Da demnach von einer offensichtlichen Ungültigkeit der Veränderungssperre auszugehen ist, die zu einem Erfolg des Normenkontrollantrags führen muss, ist die einstweilige Anordnung nach § 47 Abs. 6 VwGO aus wichtigen Gründen dringend geboten. Auf die Frage, ob darüber hinaus auch die Folgenabwägung zu Ungunsten der Antragstellerin ausgefallen wäre, kommt es bei dieser Sachlage nicht an (vgl. Beschluss des Senats vom 4. November 2002 - 3 B 28/01.NE-).

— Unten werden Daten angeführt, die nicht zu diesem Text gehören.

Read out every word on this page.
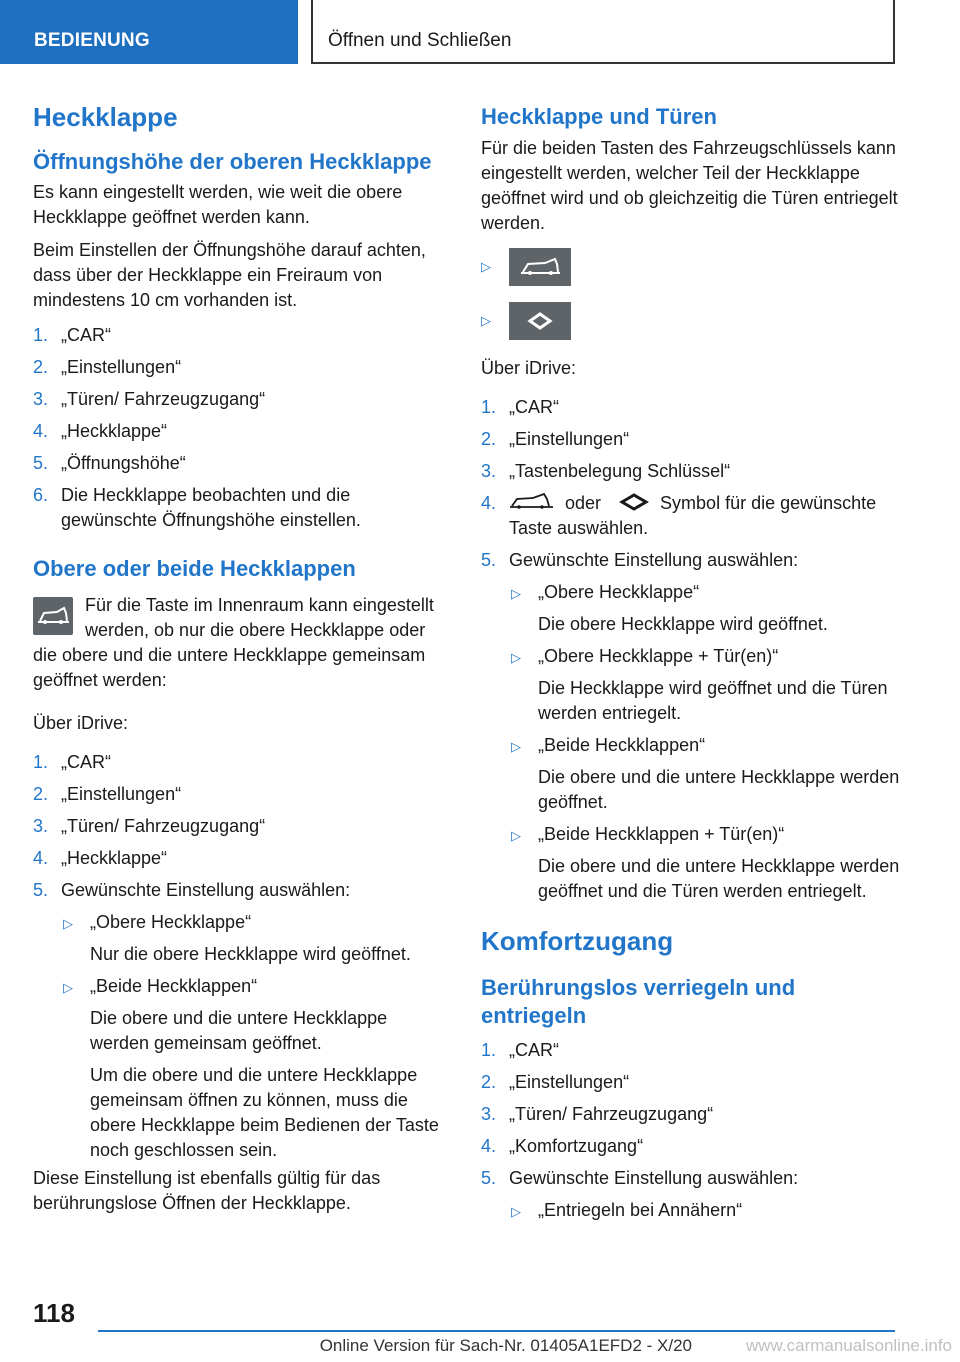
BEDIENUNG	Öffnen und Schließen
Heckklappe
Öffnungshöhe der oberen Heckklappe

Es kann eingestellt werden, wie weit die obere Heckklappe geöffnet werden kann.

Beim Einstellen der Öffnungshöhe darauf achten, dass über der Heckklappe ein Freiraum von mindestens 10 cm vorhanden ist.

1. „CAR“
2. „Einstellungen“
3. „Türen/ Fahrzeugzugang“
4. „Heckklappe“
5. „Öffnungshöhe“
6. Die Heckklappe beobachten und die gewünschte Öffnungshöhe einstellen.
Obere oder beide Heckklappen

Für die Taste im Innenraum kann eingestellt werden, ob nur die obere Heckklappe oder die obere und die untere Heckklappe gemeinsam geöffnet werden:

Über iDrive:

1. „CAR“
2. „Einstellungen“
3. „Türen/ Fahrzeugzugang“
4. „Heckklappe“
5. Gewünschte Einstellung auswählen:
▷ „Obere Heckklappe“
Nur die obere Heckklappe wird geöffnet.
▷ „Beide Heckklappen“
Die obere und die untere Heckklappe werden gemeinsam geöffnet.
Um die obere und die untere Heckklappe gemeinsam öffnen zu können, muss die obere Heckklappe beim Bedienen der Taste noch geschlossen sein.

Diese Einstellung ist ebenfalls gültig für das berührungslose Öffnen der Heckklappe.

Heckklappe und Türen

Für die beiden Tasten des Fahrzeugschlüssels kann eingestellt werden, welcher Teil der Heckklappe geöffnet wird und ob gleichzeitig die Türen entriegelt werden.

▷
▷

Über iDrive:

1. „CAR“
2. „Einstellungen“
3. „Tastenbelegung Schlüssel“
4.	oder	Symbol für die gewünschte Taste auswählen.
5. Gewünschte Einstellung auswählen:
▷ „Obere Heckklappe“
Die obere Heckklappe wird geöffnet.
▷ „Obere Heckklappe + Tür(en)“
Die Heckklappe wird geöffnet und die Türen werden entriegelt.
▷ „Beide Heckklappen“
Die obere und die untere Heckklappe werden geöffnet.
▷ „Beide Heckklappen + Tür(en)“
Die obere und die untere Heckklappe werden geöffnet und die Türen werden entriegelt.
Komfortzugang
Berührungslos verriegeln und entriegeln
1. „CAR“
2. „Einstellungen“
3. „Türen/ Fahrzeugzugang“
4. „Komfortzugang“
5. Gewünschte Einstellung auswählen:
▷ „Entriegeln bei Annähern“
118
Online Version für Sach-Nr. 01405A1EFD2 - X/20	www.carmanualsonline.info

3. Die Kostenentscheidung beruht auf § 154 Abs. 1 VwGO. Die Streitwertfestsetzung findet ihre Grundlage in § 20 Abs. 3 i.V.m. § 13 Abs. 1 Satz 1 des Gerichtskostengesetzes; hinsichtlich der Höhe des Streitwerts hat sich der Senat an seiner bisherigen Rechtsprechung in vergleichbaren Verfahren orientiert (vgl. Beschluss vom 24. September 2003 - 3 B 116/03.NE-).
Dieser Beschluss ist unanfechtbar (§ 152 Abs. 1 VwGO, § 25 Abs. 3 Satz 1 Halbsatz 2 in Verbindung mit § 5 Abs. 2 Satz 3 GKG).